A further assignment of error, which was not made in the lower courts, is to the effect that evidence was introduced that the petitioners had taken from the Moose Lodge at Jackson items which were not charged in the indictment. An examination of the record, however, reveals that it was counsel for the petitioners themselves, on cross-examination, who first elicited evidence, without objection, that other items had been taken from the Moose Lodge, in addition to the cash taken from the custodians. We find this assignment to be without merit.

Finally, it is contended that the trial court erred in not pronouncing upon the defendants an indeterminate sentence. At the time of the trial of these petitioners the penalty for armed robbery as contained in T.C.A. § 39-3901 was life imprisonment or for any period of time not less than ten years. The statute had provided for death by electrocution, but at the time of the sentencing of the petitioners, the death penalty had been abrogated.

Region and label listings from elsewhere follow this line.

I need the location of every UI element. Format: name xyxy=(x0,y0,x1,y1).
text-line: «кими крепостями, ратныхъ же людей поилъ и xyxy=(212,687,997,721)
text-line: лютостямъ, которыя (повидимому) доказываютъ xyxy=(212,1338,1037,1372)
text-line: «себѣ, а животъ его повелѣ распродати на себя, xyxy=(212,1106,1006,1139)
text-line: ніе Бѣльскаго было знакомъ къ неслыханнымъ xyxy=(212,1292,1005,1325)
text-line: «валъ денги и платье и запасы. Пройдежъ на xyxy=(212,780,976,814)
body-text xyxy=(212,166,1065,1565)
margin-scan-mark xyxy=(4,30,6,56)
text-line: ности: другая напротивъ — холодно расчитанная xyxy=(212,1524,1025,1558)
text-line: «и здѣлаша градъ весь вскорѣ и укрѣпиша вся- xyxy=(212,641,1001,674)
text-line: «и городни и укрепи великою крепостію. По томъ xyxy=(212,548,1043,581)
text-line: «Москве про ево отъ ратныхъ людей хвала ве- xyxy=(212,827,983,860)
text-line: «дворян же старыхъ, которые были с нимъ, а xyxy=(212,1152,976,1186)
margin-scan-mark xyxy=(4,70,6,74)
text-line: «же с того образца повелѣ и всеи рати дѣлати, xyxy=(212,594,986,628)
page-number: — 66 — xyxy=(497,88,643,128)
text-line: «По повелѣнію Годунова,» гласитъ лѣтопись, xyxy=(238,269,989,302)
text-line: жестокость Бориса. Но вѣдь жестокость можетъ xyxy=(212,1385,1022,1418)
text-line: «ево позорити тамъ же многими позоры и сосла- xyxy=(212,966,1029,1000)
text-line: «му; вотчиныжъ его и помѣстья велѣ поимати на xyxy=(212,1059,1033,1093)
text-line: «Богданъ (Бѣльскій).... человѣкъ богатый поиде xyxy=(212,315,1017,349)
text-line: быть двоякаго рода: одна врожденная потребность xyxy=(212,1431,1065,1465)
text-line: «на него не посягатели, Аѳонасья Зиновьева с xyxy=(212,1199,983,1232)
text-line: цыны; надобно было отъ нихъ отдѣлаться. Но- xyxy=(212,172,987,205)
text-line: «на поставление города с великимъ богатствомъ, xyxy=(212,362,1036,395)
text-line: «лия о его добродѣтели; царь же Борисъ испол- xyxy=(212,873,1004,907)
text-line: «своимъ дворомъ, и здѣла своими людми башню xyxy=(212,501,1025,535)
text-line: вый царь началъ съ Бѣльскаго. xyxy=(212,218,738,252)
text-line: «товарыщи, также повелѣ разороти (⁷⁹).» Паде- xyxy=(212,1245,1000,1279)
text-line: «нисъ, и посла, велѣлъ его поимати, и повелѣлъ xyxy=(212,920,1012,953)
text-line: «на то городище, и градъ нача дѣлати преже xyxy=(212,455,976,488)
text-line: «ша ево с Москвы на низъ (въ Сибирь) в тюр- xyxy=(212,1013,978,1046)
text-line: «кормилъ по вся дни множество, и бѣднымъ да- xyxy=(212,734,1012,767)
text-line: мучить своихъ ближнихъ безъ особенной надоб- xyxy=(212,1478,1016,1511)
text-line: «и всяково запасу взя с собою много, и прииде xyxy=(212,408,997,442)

It is the contention of petitioners that the trial judge should have fixed their sentence at not less than ten nor more than fifty years. We agree with the Court of Criminal Appeals which stated, in response to this contention:

"However, while it is true that life is, in a sense, a maximum term, it can only be considered to be an indefinite maximum as opposed to a fixed maximum set by the legislature. It is the legislative enactment in establishing a definite maximum in terms of years which controls and is the criterion for indeterminate sentences. Here, robbery with a deadly weapon may be punished at any period of time up from ten years. In other words, there is still no definable maximum term which a jury must set, which they cannot exceed. There is still that category of crimes, once punishable by death, which the legislature in its wisdom decreed no set maximum sentence. They left that to a jury in the community where the crime occurred to establish. Therefore, robbery with a deadly weapon is a crime for which the maximum punishment may be ascertained by the jury alone and which does not come within the ambit of the indeterminate sentence law."

*736 The judgment of the Court of Criminal Appeals is affirmed at the cost of petitioners.

FONES, C.J., and COOPER, BROCK and HENRY, JJ., concur.